Okay, it's related to our own undertaking here in a kind of to the power of ten way, but still, reading the article, I see similarities, and perhaps even more so in the author's fascination with, but ultimate decision not to complete the process. For her, the page every single day goal became too mechanical, and she felt that she wasn't retaining the meaning of her own connection to the Talmud. I can understand that, especially since, as a group, we tend to like to meander through our own text and not feel driven. But I also can see the attraction of the every day sort of total immersion effect. It's hard to make that sort of commitment to a text without some kind of outside motivation. I often feel when I do spend a few satisfying hours on my own pondering the Wake that I would like to make that more of my practice than it really is. All right--than it is at all. And I think in some ways the author of the article values retention over the sheer submersion in a way that I don't. Well, I value it--I just don't attain it very often.

Another similarity is that daf yomi also avails itself of the possibilities of our interconnected age.  There are daily podcasts and an abundance of English language translations and commentary.
An app is reputed to be in the works.

If there was an app for the Wake, I might finally be tempted to get a cell phone.

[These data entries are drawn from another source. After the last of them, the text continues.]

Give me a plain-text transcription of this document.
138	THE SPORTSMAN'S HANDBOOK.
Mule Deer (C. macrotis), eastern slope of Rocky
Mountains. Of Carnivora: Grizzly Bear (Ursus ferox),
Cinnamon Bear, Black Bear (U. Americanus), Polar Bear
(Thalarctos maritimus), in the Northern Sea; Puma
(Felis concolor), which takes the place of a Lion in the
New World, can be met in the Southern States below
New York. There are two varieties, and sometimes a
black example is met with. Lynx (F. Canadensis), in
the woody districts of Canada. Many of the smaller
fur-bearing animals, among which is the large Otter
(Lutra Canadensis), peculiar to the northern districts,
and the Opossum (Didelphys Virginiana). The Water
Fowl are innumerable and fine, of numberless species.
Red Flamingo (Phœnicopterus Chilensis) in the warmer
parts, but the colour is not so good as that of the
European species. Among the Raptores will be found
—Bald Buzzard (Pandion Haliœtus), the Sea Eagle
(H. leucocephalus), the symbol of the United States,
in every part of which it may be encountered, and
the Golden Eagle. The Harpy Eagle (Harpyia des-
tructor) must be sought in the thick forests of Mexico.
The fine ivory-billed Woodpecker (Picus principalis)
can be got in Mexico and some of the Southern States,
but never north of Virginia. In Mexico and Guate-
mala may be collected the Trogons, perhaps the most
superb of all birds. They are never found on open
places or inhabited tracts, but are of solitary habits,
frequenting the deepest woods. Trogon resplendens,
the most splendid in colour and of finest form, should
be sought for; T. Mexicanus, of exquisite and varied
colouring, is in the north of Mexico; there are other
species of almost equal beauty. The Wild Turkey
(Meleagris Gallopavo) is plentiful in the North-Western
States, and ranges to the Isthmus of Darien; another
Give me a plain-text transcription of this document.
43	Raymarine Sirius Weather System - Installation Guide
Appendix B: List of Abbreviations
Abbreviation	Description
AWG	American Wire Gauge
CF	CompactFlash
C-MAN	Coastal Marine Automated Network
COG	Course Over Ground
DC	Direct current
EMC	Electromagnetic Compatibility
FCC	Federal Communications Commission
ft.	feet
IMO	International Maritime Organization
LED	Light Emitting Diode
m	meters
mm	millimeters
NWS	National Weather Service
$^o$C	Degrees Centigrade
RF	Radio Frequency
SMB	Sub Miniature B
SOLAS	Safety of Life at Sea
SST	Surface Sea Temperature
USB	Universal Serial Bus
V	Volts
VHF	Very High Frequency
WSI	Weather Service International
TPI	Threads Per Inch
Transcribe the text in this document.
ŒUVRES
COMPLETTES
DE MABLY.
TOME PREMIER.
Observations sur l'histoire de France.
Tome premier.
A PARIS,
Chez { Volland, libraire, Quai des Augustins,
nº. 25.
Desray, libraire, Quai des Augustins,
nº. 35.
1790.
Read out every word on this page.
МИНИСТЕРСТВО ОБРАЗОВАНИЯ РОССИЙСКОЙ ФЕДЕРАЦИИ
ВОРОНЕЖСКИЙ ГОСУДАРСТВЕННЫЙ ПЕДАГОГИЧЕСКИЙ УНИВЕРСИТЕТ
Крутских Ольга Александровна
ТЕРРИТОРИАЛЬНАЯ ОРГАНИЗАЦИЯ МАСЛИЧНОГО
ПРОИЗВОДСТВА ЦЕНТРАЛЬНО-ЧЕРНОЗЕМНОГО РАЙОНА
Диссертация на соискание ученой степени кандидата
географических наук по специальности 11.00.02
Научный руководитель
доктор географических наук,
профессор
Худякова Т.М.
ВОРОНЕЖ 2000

  1. I do think that it would be very beneficial, for those who can to do a page or a few page per day commitment at some time in their lives. The cross associations tend to stand out between different parts because they occur closer together in time, on the other hand, you tend to get lost more.

    Don't get me wrong, I'm getting a lot out of reading deeply in the meetings and getting a much deeper understanding of specific passages, but it's less immersive in one sense, so the two approaches are somewhat supplementary.

  2. Well, with Joyce in particular, it can never strictly be one thing or the other, now can it?